As we have put down the Prayer, and because on any footing nobody would claim that the original Regulations and their amendments were a model of perfection, I urge the Solicitor-General to say that consolidating Regulations will be issued.
I suggest to the Solicitor-General that, because of the complete muddle, and because of the criticism made by my hon. and learned Friend, he ought, in view of his own amendments and of the criticisms, to accept the Prayer, to withdraw the Regulations, to which we all object, and to introduce new Regulations, in which he can incorporate the amendments which he recognises must be made and in which he can have the opportunity of accepting the arguments which, we think, require him to make still further amendments.
I hope that the Solicitor-General will not have any false pride on this subject and will realise that this is a matter of supreme importance which we want to get right. Will he, therefore, accept the Prayer, withdraw the Regulations and incorporate in one all-embracing set of new Regulations both the amendments which he wants to make and the other amendments which, I am sure, he ought 840 to want to make as a result of this debate?
§ 10.49 p.m.
§ The Solicitor-General (Sir Jocelyn Simon)

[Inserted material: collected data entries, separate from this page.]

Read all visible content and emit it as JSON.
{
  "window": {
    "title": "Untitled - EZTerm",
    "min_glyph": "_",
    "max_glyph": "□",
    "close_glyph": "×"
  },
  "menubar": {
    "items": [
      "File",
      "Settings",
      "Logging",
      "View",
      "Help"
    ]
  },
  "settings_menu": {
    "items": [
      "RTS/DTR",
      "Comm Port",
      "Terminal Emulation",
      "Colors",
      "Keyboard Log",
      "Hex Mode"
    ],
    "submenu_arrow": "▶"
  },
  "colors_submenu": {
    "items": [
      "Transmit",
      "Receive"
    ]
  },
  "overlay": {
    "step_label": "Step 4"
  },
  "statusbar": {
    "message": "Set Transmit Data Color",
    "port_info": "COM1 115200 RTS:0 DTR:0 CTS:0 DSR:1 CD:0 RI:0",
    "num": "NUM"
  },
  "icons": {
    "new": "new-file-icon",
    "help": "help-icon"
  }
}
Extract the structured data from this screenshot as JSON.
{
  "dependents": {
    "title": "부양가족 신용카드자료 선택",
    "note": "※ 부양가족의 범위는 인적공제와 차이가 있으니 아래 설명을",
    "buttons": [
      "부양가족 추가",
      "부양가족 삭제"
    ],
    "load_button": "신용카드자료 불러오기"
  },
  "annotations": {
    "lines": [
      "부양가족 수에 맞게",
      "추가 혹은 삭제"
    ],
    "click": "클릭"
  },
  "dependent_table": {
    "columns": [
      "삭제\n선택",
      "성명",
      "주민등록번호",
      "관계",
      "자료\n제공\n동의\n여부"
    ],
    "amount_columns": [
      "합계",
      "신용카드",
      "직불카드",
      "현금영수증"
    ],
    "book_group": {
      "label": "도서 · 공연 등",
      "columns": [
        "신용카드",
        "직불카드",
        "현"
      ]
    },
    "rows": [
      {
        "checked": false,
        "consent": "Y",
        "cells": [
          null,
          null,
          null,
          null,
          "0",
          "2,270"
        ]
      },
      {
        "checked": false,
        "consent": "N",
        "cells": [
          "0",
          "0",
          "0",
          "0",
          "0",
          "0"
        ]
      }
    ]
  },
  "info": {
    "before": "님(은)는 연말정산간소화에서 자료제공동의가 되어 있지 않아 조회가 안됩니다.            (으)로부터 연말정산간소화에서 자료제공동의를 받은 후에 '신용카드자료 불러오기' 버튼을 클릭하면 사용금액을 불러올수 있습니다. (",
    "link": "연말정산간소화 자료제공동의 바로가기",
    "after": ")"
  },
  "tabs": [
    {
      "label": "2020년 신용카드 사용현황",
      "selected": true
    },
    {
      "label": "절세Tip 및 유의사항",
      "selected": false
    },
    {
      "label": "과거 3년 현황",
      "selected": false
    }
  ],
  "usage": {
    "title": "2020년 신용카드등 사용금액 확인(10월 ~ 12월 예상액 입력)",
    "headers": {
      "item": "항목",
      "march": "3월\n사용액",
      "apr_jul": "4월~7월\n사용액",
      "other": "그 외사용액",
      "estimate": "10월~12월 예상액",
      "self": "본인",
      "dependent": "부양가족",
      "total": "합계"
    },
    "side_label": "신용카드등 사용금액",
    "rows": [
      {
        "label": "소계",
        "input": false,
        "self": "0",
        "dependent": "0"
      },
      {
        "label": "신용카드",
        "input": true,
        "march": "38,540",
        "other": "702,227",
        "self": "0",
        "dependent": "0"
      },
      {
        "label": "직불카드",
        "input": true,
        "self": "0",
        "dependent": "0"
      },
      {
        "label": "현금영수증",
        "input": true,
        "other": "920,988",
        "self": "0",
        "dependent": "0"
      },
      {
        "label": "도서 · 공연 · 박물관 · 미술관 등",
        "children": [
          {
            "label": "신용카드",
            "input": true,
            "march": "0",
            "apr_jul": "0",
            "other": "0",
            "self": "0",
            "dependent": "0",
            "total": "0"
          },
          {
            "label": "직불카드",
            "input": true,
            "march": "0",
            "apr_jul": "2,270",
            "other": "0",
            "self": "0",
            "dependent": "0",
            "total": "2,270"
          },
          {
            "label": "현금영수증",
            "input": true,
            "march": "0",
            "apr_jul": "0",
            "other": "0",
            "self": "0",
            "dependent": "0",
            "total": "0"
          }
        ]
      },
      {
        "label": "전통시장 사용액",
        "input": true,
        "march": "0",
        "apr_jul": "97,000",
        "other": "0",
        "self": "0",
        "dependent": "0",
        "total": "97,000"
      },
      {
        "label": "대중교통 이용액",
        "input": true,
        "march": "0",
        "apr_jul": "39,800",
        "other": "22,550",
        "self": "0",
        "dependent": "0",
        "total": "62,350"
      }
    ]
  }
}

The hon. and learned Member for Leicester, North-East (Sir L. Ungoed-Thomas) and the hon. Member for Islington, East (Mr. Fletcher) are obviously confused about the position. The confusion is due not to the Regulations prayed against, but to the fact that, as it seems to me, the Prayer has been put down to the wrong Statutory Instrument. The Regulations that are prayed against are those made on 11th March. They came into operation on 28th March. That was the very day when we debated the Legal Aid Bill, and when the hon. and learned Member and the hon. Member who have spoken made the points which they have made again today. The Legal Aid Bill received the Royal Assent on 13th April; the Prayer was not put down until 22nd April and, as I indicated during the debate on the Legal Aid Bill, the amending Regulations that have been made were already intended. The amending Regulations were made on 13th April; they were laid before Parliament on 20th April, and they came into operation on 27th April.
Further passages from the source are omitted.